One fateful day in 1963, the electric bassist on a Capitol Records studio date didn’t show up, and Kaye was called in to replace him. She had done some bass guitar work on hits like “The In Crowd” by Dobie Gray, but was by and far a guitarist first before that moment. The second she laid her hands on a Fender P-Bass for the first time, music history changed. It may sound like hyperbole, but it’s the truth — Kaye soon rose to “first call” status as a session bassist and worked for days on end, sometimes sleeping on her instrument case in between takes. She was the rhythm behind much of The Beach Boys’ legendary 1966 album Pet Sounds, and both Brian Wilson and Quincy Jones have called her the greatest electric bassist of all time. Paul McCartney has even said that Kaye’s work influenced his contributions to The Beatles’ classic record Sgt. Pepper’s Lonely Hearts Club. Her talent was pure, unabashed and obvious to anyone who heard it. Her lines weren’t too complicated or basic or poppy or rock ‘n’ roll, but rather perfect elaborations on the simple rhythms put in front of her. She created a smooth and precise sound so famous that producers would ask other bassists to replicate on the rare occasion she couldn’t make it to a date. Most of all, Kaye was a master of the groove, following whatever her training and hands told her to do.

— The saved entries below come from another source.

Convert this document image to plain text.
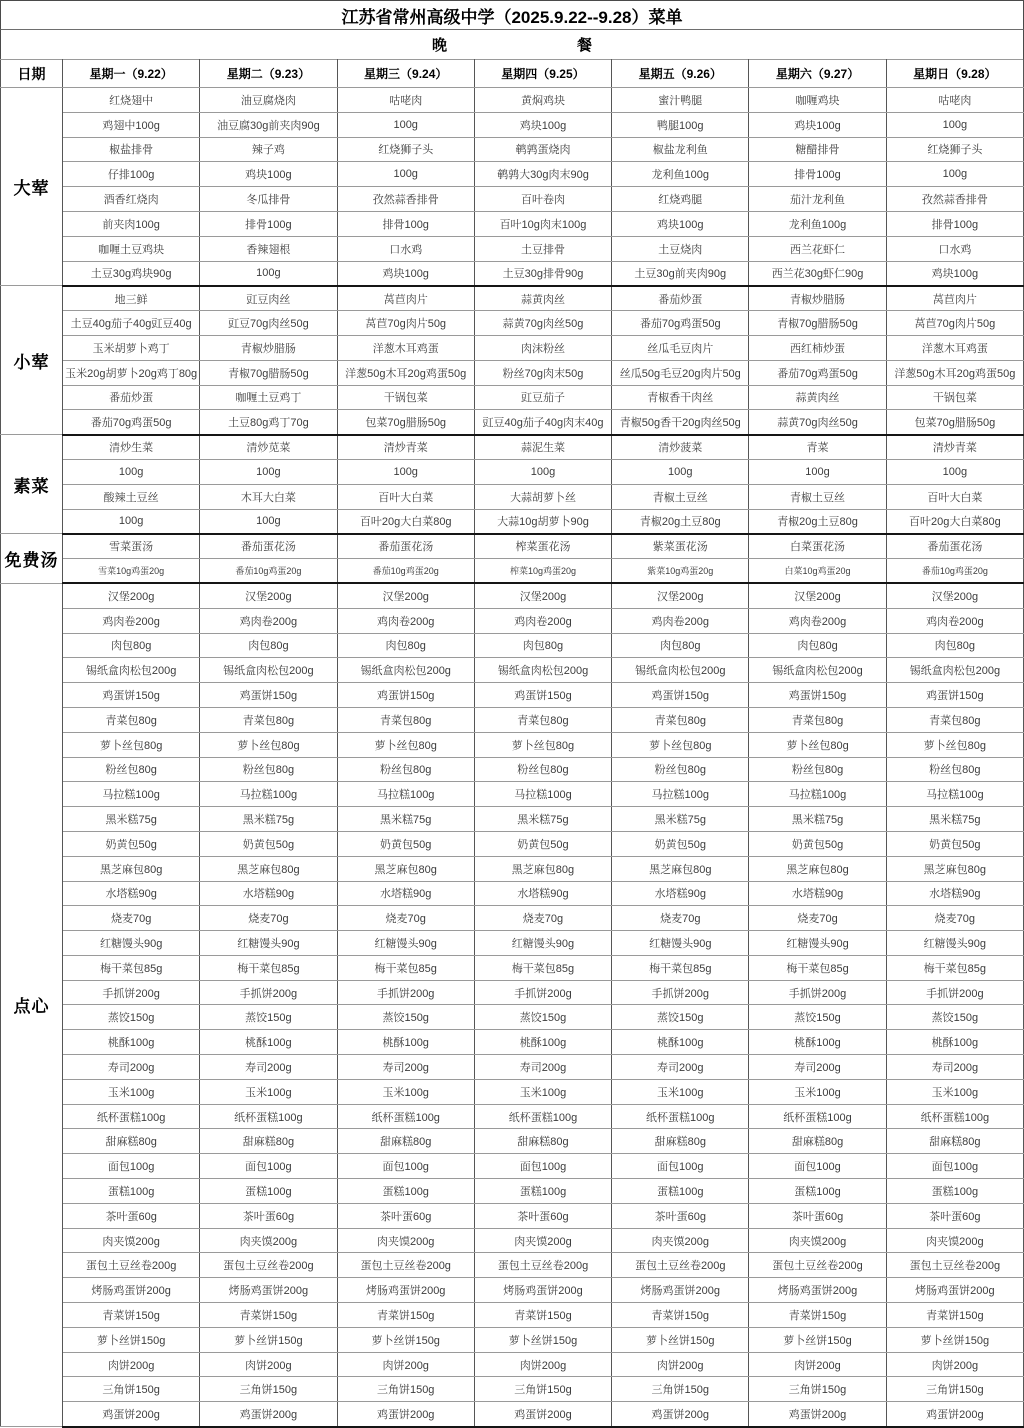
江苏省常州高级中学（2025.9.22--9.28）菜单
晚	餐
日期	星期一（9.22）	星期二（9.23）	星期三（9.24）	星期四（9.25）	星期五（9.26）	星期六（9.27）	星期日（9.28）
大荤	红烧翅中	油豆腐烧肉	咕咾肉	黄焖鸡块	蜜汁鸭腿	咖喱鸡块	咕咾肉
	鸡翅中100g	油豆腐30g前夹肉90g	100g	鸡块100g	鸭腿100g	鸡块100g	100g
	椒盐排骨	辣子鸡	红烧狮子头	鹌鹑蛋烧肉	椒盐龙利鱼	糖醋排骨	红烧狮子头
	仔排100g	鸡块100g	100g	鹌鹑大30g肉末90g	龙利鱼100g	排骨100g	100g
	酒香红烧肉	冬瓜排骨	孜然蒜香排骨	百叶卷肉	红烧鸡腿	茄汁龙利鱼	孜然蒜香排骨
	前夹肉100g	排骨100g	排骨100g	百叶10g肉末100g	鸡块100g	龙利鱼100g	排骨100g
	咖喱土豆鸡块	香辣翅根	口水鸡	土豆排骨	土豆烧肉	西兰花虾仁	口水鸡
	土豆30g鸡块90g	100g	鸡块100g	土豆30g排骨90g	土豆30g前夹肉90g	西兰花30g虾仁90g	鸡块100g
小荤	地三鲜	豇豆肉丝	莴苣肉片	蒜黄肉丝	番茄炒蛋	青椒炒腊肠	莴苣肉片
	土豆40g茄子40g豇豆40g	豇豆70g肉丝50g	莴苣70g肉片50g	蒜黄70g肉丝50g	番茄70g鸡蛋50g	青椒70g腊肠50g	莴苣70g肉片50g
	玉米胡萝卜鸡丁	青椒炒腊肠	洋葱木耳鸡蛋	肉沫粉丝	丝瓜毛豆肉片	西红柿炒蛋	洋葱木耳鸡蛋
	玉米20g胡萝卜20g鸡丁80g	青椒70g腊肠50g	洋葱50g木耳20g鸡蛋50g	粉丝70g肉末50g	丝瓜50g毛豆20g肉片50g	番茄70g鸡蛋50g	洋葱50g木耳20g鸡蛋50g
	番茄炒蛋	咖喱土豆鸡丁	干锅包菜	豇豆茄子	青椒香干肉丝	蒜黄肉丝	干锅包菜
	番茄70g鸡蛋50g	土豆80g鸡丁70g	包菜70g腊肠50g	豇豆40g茄子40g肉末40g	青椒50g香干20g肉丝50g	蒜黄70g肉丝50g	包菜70g腊肠50g
素菜	清炒生菜	清炒苋菜	清炒青菜	蒜泥生菜	清炒菠菜	青菜	清炒青菜
	100g	100g	100g	100g	100g	100g	100g
	酸辣土豆丝	木耳大白菜	百叶大白菜	大蒜胡萝卜丝	青椒土豆丝	青椒土豆丝	百叶大白菜
	100g	100g	百叶20g大白菜80g	大蒜10g胡萝卜90g	青椒20g土豆80g	青椒20g土豆80g	百叶20g大白菜80g
免费汤	雪菜蛋汤	番茄蛋花汤	番茄蛋花汤	榨菜蛋花汤	紫菜蛋花汤	白菜蛋花汤	番茄蛋花汤
	雪菜10g鸡蛋20g	番茄10g鸡蛋20g	番茄10g鸡蛋20g	榨菜10g鸡蛋20g	紫菜10g鸡蛋20g	白菜10g鸡蛋20g	番茄10g鸡蛋20g
点心	汉堡200g	汉堡200g	汉堡200g	汉堡200g	汉堡200g	汉堡200g	汉堡200g
	鸡肉卷200g	鸡肉卷200g	鸡肉卷200g	鸡肉卷200g	鸡肉卷200g	鸡肉卷200g	鸡肉卷200g
	肉包80g	肉包80g	肉包80g	肉包80g	肉包80g	肉包80g	肉包80g
	锡纸盒肉松包200g	锡纸盒肉松包200g	锡纸盒肉松包200g	锡纸盒肉松包200g	锡纸盒肉松包200g	锡纸盒肉松包200g	锡纸盒肉松包200g
	鸡蛋饼150g	鸡蛋饼150g	鸡蛋饼150g	鸡蛋饼150g	鸡蛋饼150g	鸡蛋饼150g	鸡蛋饼150g
	青菜包80g	青菜包80g	青菜包80g	青菜包80g	青菜包80g	青菜包80g	青菜包80g
	萝卜丝包80g	萝卜丝包80g	萝卜丝包80g	萝卜丝包80g	萝卜丝包80g	萝卜丝包80g	萝卜丝包80g
	粉丝包80g	粉丝包80g	粉丝包80g	粉丝包80g	粉丝包80g	粉丝包80g	粉丝包80g
	马拉糕100g	马拉糕100g	马拉糕100g	马拉糕100g	马拉糕100g	马拉糕100g	马拉糕100g
	黑米糕75g	黑米糕75g	黑米糕75g	黑米糕75g	黑米糕75g	黑米糕75g	黑米糕75g
	奶黄包50g	奶黄包50g	奶黄包50g	奶黄包50g	奶黄包50g	奶黄包50g	奶黄包50g
	黑芝麻包80g	黑芝麻包80g	黑芝麻包80g	黑芝麻包80g	黑芝麻包80g	黑芝麻包80g	黑芝麻包80g
	水塔糕90g	水塔糕90g	水塔糕90g	水塔糕90g	水塔糕90g	水塔糕90g	水塔糕90g
	烧麦70g	烧麦70g	烧麦70g	烧麦70g	烧麦70g	烧麦70g	烧麦70g
	红糖馒头90g	红糖馒头90g	红糖馒头90g	红糖馒头90g	红糖馒头90g	红糖馒头90g	红糖馒头90g
	梅干菜包85g	梅干菜包85g	梅干菜包85g	梅干菜包85g	梅干菜包85g	梅干菜包85g	梅干菜包85g
	手抓饼200g	手抓饼200g	手抓饼200g	手抓饼200g	手抓饼200g	手抓饼200g	手抓饼200g
	蒸饺150g	蒸饺150g	蒸饺150g	蒸饺150g	蒸饺150g	蒸饺150g	蒸饺150g
	桃酥100g	桃酥100g	桃酥100g	桃酥100g	桃酥100g	桃酥100g	桃酥100g
	寿司200g	寿司200g	寿司200g	寿司200g	寿司200g	寿司200g	寿司200g
	玉米100g	玉米100g	玉米100g	玉米100g	玉米100g	玉米100g	玉米100g
	纸杯蛋糕100g	纸杯蛋糕100g	纸杯蛋糕100g	纸杯蛋糕100g	纸杯蛋糕100g	纸杯蛋糕100g	纸杯蛋糕100g
	甜麻糕80g	甜麻糕80g	甜麻糕80g	甜麻糕80g	甜麻糕80g	甜麻糕80g	甜麻糕80g
	面包100g	面包100g	面包100g	面包100g	面包100g	面包100g	面包100g
	蛋糕100g	蛋糕100g	蛋糕100g	蛋糕100g	蛋糕100g	蛋糕100g	蛋糕100g
	茶叶蛋60g	茶叶蛋60g	茶叶蛋60g	茶叶蛋60g	茶叶蛋60g	茶叶蛋60g	茶叶蛋60g
	肉夹馍200g	肉夹馍200g	肉夹馍200g	肉夹馍200g	肉夹馍200g	肉夹馍200g	肉夹馍200g
	蛋包土豆丝卷200g	蛋包土豆丝卷200g	蛋包土豆丝卷200g	蛋包土豆丝卷200g	蛋包土豆丝卷200g	蛋包土豆丝卷200g	蛋包土豆丝卷200g
	烤肠鸡蛋饼200g	烤肠鸡蛋饼200g	烤肠鸡蛋饼200g	烤肠鸡蛋饼200g	烤肠鸡蛋饼200g	烤肠鸡蛋饼200g	烤肠鸡蛋饼200g
	青菜饼150g	青菜饼150g	青菜饼150g	青菜饼150g	青菜饼150g	青菜饼150g	青菜饼150g
	萝卜丝饼150g	萝卜丝饼150g	萝卜丝饼150g	萝卜丝饼150g	萝卜丝饼150g	萝卜丝饼150g	萝卜丝饼150g
	肉饼200g	肉饼200g	肉饼200g	肉饼200g	肉饼200g	肉饼200g	肉饼200g
	三角饼150g	三角饼150g	三角饼150g	三角饼150g	三角饼150g	三角饼150g	三角饼150g
	鸡蛋饼200g	鸡蛋饼200g	鸡蛋饼200g	鸡蛋饼200g	鸡蛋饼200g	鸡蛋饼200g	鸡蛋饼200g
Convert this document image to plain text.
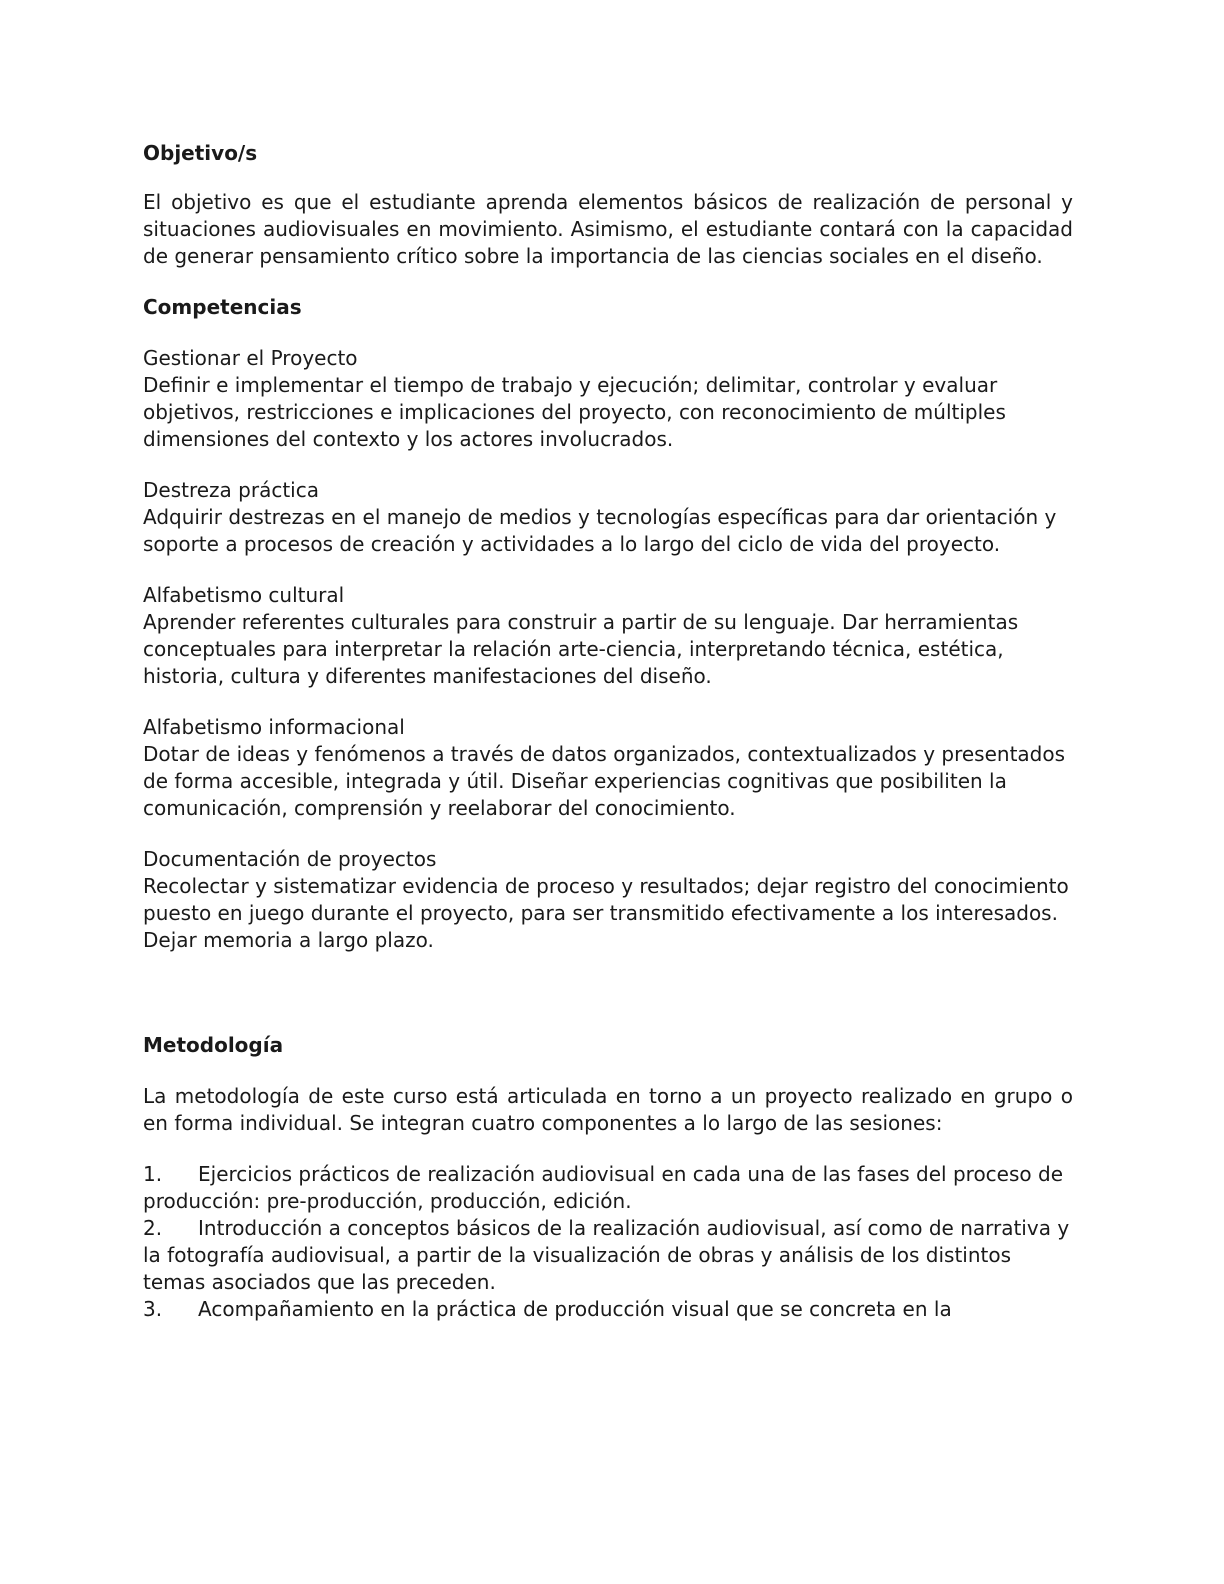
Objetivo/s

El objetivo es que el estudiante aprenda elementos básicos de realización de personal y situaciones audiovisuales en movimiento. Asimismo, el estudiante contará con la capacidad de generar pensamiento crítico sobre la importancia de las ciencias sociales en el diseño.

Competencias

Gestionar el Proyecto

Definir e implementar el tiempo de trabajo y ejecución; delimitar, controlar y evaluar objetivos, restricciones e implicaciones del proyecto, con reconocimiento de múltiples dimensiones del contexto y los actores involucrados.

Destreza práctica

Adquirir destrezas en el manejo de medios y tecnologías específicas para dar orientación y soporte a procesos de creación y actividades a lo largo del ciclo de vida del proyecto.

Alfabetismo cultural

Aprender referentes culturales para construir a partir de su lenguaje. Dar herramientas conceptuales para interpretar la relación arte-ciencia, interpretando técnica, estética, historia, cultura y diferentes manifestaciones del diseño.

Alfabetismo informacional

Dotar de ideas y fenómenos a través de datos organizados, contextualizados y presentados de forma accesible, integrada y útil. Diseñar experiencias cognitivas que posibiliten la comunicación, comprensión y reelaborar del conocimiento.

Documentación de proyectos

Recolectar y sistematizar evidencia de proceso y resultados; dejar registro del conocimiento puesto en juego durante el proyecto, para ser transmitido efectivamente a los interesados. Dejar memoria a largo plazo.

Metodología

La metodología de este curso está articulada en torno a un proyecto realizado en grupo o en forma individual. Se integran cuatro componentes a lo largo de las sesiones:

1. Ejercicios prácticos de realización audiovisual en cada una de las fases del proceso de producción: pre-producción, producción, edición.
2. Introducción a conceptos básicos de la realización audiovisual, así como de narrativa y la fotografía audiovisual, a partir de la visualización de obras y análisis de los distintos temas asociados que las preceden.
3. Acompañamiento en la práctica de producción visual que se concreta en la
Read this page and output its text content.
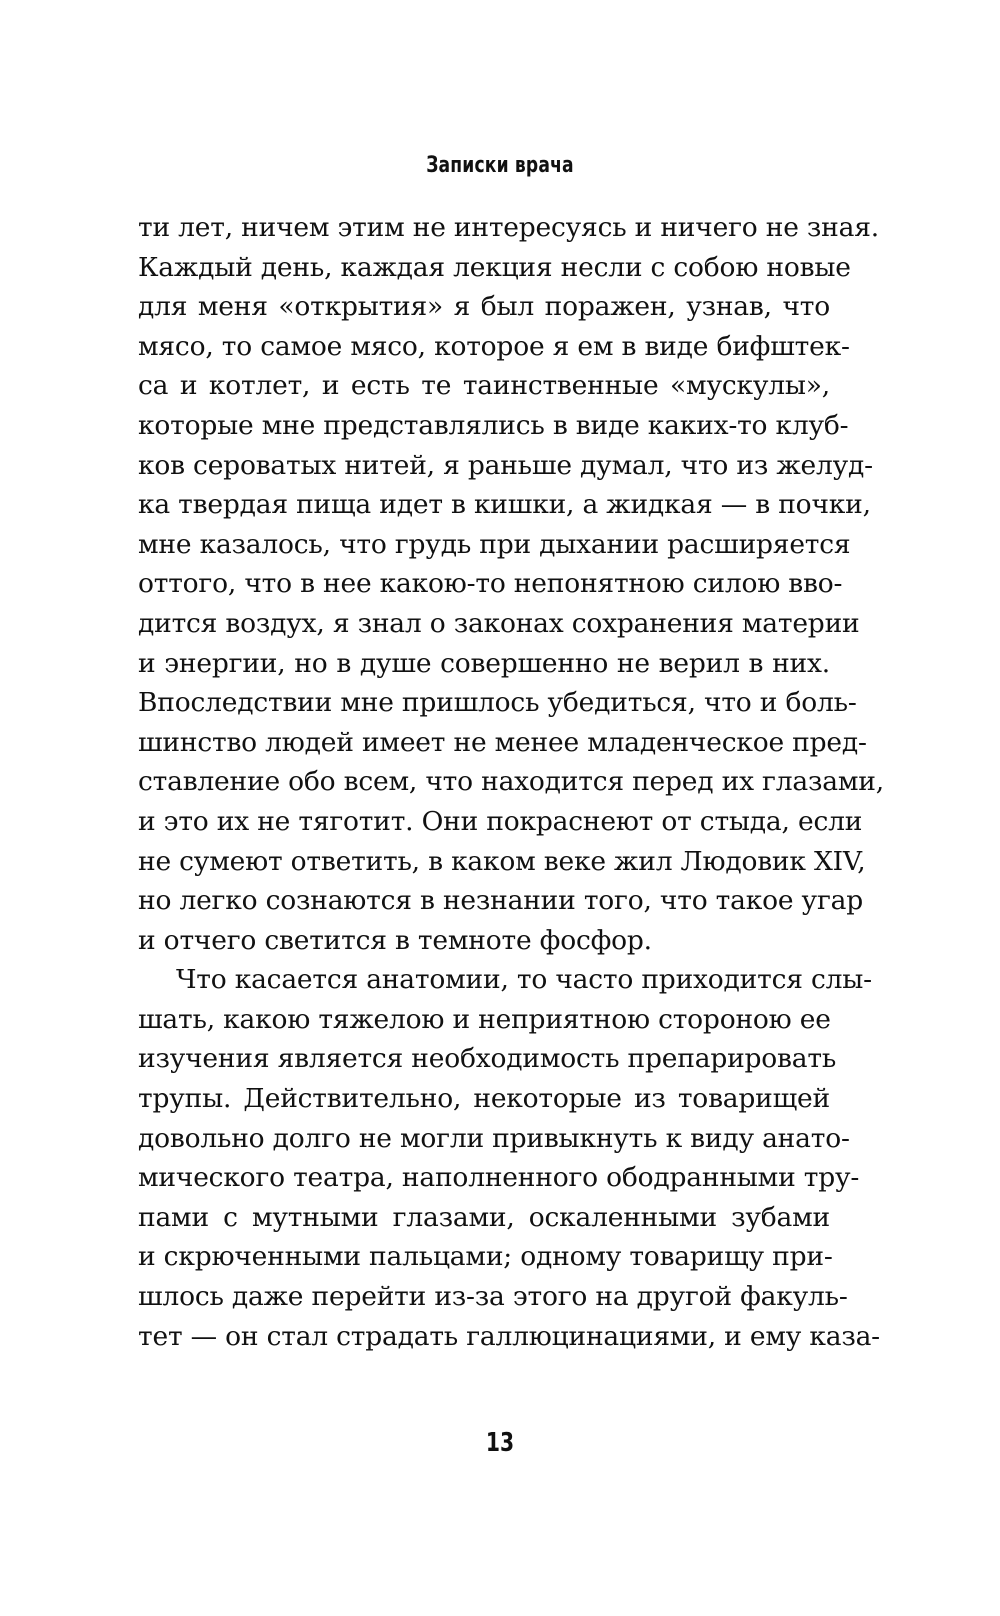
Записки врача
ти лет, ничем этим не интересуясь и ничего не зная.
Каждый день, каждая лекция несли с собою новые
для меня «открытия» я был поражен, узнав, что
мясо, то самое мясо, которое я ем в виде бифштек-
са и котлет, и есть те таинственные «мускулы»,
которые мне представлялись в виде каких-то клуб-
ков сероватых нитей, я раньше думал, что из желуд-
ка твердая пища идет в кишки, а жидкая — в почки,
мне казалось, что грудь при дыхании расширяется
оттого, что в нее какою-то непонятною силою вво-
дится воздух, я знал о законах сохранения материи
и энергии, но в душе совершенно не верил в них.
Впоследствии мне пришлось убедиться, что и боль-
шинство людей имеет не менее младенческое пред-
ставление обо всем, что находится перед их глазами,
и это их не тяготит. Они покраснеют от стыда, если
не сумеют ответить, в каком веке жил Людовик XIV,
но легко сознаются в незнании того, что такое угар
и отчего светится в темноте фосфор.
Что касается анатомии, то часто приходится слы-
шать, какою тяжелою и неприятною стороною ее
изучения является необходимость препарировать
трупы. Действительно, некоторые из товарищей
довольно долго не могли привыкнуть к виду анато-
мического театра, наполненного ободранными тру-
пами с мутными глазами, оскаленными зубами
и скрюченными пальцами; одному товарищу при-
шлось даже перейти из-за этого на другой факуль-
тет — он стал страдать галлюцинациями, и ему каза-
13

In addition to her musical talent, Kaye was always a staunch advocate for herself and her ideas. Without this, she would have never left two unhappy marriages, hired a live-in nanny and provided for her entire family on her own for years. Her genius both allowed her to pave her own path in music history and be self-sufficient enough to prove any critic wrong about a woman’s place in the studio. Even beyond her years as a session musician, the bassist published instructional books to teach the next generation of players. She still gives lessons via Skype at the age of 83. Kaye would not deem herself a feminist hero, and neither would I — that’s never what she wanted to represent, and never set out to be anything other than a guitar player. But she certainly is a hero of some sort, especially to women in music. Such a prolific career on such iconic albums and with such legendary bands is an accomplishment that can’t even be fully understood by anyone but her. That number, 10,000 songs, is almost impossible to truly fathom, but for Kaye, it’s the reality of her life’s purpose. Anyone who has listened to the radio since 1958 has heard her play at one time or another, and I hope that one day they know her name.